HA Perspective: Pinning the Doubletree badge on the Mint portfolio is a classic piece of brand stretch forced on Hilton due to the differentiated configuration of its target. It can only confuse guests about what Doubletree stands for. The same goes for the two properties switching into the Garden Inn brand.
It would have made more sense for Hilton to use Mint as an entry point into lifestyle hotels. The only problem here being that thanks to the legal spat with Starwood it is still excluded from touching this segment for another year or so.

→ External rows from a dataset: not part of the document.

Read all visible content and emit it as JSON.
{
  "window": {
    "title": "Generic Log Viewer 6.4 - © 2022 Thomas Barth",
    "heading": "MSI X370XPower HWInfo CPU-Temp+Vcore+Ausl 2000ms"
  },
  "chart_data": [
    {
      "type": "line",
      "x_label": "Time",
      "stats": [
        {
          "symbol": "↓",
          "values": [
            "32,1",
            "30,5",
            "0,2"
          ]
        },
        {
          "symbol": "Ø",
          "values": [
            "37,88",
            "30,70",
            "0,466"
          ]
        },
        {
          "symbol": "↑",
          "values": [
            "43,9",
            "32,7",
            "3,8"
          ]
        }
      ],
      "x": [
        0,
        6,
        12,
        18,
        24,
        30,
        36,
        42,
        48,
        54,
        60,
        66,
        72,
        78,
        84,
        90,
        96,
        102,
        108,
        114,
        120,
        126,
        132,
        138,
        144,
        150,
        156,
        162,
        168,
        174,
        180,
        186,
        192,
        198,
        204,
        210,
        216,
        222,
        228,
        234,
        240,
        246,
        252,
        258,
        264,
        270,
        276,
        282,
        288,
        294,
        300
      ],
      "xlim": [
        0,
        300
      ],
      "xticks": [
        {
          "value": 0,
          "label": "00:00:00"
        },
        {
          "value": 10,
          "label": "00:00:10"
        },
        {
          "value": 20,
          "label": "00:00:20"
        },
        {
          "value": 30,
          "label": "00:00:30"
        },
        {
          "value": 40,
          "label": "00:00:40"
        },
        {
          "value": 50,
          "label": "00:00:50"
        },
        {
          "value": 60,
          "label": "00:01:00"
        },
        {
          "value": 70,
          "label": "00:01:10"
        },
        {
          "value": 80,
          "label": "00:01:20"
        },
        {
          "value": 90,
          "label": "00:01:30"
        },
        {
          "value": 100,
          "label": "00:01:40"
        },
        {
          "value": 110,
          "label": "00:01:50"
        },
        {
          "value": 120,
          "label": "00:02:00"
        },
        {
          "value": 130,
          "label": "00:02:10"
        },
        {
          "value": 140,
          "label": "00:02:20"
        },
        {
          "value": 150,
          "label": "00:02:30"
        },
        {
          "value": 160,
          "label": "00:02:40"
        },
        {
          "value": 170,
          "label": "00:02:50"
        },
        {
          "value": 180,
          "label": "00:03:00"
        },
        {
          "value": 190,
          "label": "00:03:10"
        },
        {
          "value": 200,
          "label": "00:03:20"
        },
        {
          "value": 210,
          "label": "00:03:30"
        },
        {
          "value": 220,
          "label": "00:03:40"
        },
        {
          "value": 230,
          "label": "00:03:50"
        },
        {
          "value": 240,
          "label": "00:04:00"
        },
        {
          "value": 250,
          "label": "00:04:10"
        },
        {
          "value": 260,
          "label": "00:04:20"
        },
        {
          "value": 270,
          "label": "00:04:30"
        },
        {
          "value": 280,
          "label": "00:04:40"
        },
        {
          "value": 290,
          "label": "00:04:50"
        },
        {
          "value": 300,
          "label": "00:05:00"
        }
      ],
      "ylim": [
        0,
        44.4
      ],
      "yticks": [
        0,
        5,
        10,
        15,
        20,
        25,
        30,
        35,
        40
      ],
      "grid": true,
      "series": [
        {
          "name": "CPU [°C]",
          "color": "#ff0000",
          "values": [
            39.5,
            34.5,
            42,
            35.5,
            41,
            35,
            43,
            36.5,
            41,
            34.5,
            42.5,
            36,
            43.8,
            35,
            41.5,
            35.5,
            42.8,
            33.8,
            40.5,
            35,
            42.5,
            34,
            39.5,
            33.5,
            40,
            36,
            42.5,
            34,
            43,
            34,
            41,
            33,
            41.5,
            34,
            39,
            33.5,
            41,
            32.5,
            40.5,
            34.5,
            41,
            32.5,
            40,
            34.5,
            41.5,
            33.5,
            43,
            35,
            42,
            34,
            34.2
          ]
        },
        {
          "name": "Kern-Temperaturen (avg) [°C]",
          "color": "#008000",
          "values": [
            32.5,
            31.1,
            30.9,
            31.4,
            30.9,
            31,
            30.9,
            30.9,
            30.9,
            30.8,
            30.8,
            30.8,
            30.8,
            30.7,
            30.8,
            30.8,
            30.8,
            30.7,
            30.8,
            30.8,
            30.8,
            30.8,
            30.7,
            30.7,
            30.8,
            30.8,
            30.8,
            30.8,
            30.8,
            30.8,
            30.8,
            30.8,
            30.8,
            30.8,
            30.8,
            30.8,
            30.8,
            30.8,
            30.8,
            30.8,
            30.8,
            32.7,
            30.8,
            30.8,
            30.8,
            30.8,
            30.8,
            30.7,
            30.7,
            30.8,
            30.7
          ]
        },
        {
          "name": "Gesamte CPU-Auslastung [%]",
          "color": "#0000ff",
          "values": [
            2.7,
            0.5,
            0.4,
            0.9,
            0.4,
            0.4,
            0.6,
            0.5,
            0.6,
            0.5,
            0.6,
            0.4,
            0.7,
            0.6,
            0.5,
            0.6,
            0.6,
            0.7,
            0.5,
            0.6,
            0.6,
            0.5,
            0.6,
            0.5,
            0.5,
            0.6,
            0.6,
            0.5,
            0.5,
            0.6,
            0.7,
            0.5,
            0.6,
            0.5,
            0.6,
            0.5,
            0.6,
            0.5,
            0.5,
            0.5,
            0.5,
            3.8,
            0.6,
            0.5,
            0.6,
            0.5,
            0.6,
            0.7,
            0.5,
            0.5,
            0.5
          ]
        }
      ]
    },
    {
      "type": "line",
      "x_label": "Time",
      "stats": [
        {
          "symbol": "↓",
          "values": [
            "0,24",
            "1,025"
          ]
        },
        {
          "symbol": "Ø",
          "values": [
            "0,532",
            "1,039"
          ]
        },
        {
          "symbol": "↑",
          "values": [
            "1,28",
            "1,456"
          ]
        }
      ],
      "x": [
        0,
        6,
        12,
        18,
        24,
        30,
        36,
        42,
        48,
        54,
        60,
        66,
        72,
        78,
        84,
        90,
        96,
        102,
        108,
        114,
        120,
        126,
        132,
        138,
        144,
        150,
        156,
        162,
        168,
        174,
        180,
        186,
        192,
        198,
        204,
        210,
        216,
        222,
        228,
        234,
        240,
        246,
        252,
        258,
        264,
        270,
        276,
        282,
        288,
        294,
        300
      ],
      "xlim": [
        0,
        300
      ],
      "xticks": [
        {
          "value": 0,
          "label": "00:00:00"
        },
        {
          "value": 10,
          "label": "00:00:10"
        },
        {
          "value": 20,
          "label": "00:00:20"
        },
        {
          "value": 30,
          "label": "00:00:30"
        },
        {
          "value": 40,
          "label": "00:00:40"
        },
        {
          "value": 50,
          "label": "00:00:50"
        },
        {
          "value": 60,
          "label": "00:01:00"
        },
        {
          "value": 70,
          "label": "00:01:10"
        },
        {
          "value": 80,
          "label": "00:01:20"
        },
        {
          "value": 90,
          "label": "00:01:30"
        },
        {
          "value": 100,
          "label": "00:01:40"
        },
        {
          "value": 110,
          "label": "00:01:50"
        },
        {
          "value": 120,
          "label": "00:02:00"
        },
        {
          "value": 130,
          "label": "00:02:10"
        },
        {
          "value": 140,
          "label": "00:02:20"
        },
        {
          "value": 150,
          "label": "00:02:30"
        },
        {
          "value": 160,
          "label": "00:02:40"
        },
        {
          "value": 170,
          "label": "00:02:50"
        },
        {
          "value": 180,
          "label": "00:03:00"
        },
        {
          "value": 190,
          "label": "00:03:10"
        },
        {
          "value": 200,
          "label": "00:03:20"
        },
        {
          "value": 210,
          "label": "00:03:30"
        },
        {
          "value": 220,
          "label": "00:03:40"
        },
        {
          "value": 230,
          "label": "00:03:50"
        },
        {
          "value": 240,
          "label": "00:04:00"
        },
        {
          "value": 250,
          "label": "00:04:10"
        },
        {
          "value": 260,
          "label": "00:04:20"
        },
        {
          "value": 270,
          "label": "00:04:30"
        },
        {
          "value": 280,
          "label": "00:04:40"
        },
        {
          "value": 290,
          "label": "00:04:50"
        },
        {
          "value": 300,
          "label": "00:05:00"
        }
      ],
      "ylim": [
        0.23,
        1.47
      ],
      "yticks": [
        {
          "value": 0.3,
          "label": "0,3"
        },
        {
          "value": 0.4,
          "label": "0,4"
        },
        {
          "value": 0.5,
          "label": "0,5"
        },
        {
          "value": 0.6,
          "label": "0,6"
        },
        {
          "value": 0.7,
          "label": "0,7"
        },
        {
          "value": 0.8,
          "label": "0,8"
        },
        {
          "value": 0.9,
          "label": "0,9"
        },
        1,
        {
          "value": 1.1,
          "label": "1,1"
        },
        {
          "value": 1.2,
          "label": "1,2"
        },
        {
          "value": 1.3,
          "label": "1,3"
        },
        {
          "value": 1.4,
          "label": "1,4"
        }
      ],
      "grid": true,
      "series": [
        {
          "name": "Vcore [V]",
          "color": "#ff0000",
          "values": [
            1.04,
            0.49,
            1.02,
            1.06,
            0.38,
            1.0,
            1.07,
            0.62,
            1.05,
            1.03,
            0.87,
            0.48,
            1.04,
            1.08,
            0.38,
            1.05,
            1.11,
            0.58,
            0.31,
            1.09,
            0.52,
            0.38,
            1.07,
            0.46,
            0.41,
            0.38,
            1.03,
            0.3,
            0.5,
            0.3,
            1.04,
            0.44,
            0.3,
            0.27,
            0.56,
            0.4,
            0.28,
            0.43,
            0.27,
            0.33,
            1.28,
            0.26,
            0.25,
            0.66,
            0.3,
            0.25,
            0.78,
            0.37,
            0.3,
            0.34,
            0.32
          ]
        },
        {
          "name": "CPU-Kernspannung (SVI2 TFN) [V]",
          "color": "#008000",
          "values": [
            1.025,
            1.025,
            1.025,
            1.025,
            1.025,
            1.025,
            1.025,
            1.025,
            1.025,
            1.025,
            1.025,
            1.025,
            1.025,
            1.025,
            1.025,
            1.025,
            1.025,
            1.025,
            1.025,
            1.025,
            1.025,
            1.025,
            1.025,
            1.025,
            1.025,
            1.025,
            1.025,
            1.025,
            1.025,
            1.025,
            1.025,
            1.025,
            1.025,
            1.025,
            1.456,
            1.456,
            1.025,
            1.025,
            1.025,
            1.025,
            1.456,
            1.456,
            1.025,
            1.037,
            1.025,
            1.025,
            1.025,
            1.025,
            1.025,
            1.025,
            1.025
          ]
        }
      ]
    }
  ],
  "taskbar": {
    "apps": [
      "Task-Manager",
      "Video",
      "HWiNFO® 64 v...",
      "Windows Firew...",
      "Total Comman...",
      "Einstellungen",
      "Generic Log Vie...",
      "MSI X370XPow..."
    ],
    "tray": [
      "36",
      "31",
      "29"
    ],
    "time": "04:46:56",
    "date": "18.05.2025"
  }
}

Perhaps the biggest question surrounds the motivation of the seller. Lloyds Banking Group, via its property investment operation Uberior Ventures, was in the driving seat here and has clearly decided it wanted to some cash to shore-up its balance sheet. Mint was performing strongly and had plenty of headroom to continue outperforming its competitive set, particularly in London, as it focused on driving up room rates to reach their full potential.
The price achieved, while undoubtedly full for the current market, could possibly have been even higher in a year or two as these room rate increases kicked in. But this does rather depend on some major potential macro-economic disasters being averted, notably a Eurozone crash and a stalled US recovery.
And given that future Mint expansion was going to expose Lloyds to significant development risk it is not surprising to see it cash out. The existing capital structure was also holding the business back: in the year to March Mint lost £24.5m and had net debt of £417m at that point.
The new senior lender, Deutsche Bank, is understood to have just £300m of exposure with mezzanine from London-listed Duet Real Estate Finance of £80m providing further support. It would take a major market meltdown to leave either out of the money.
There is considerably more risk for Blackstone but the bigger picture is clearly the increased bulk it gives Hilton ahead of its flotation. Thus this deal is more a strategic acquisition by an owner operator than a classic private equity swoop.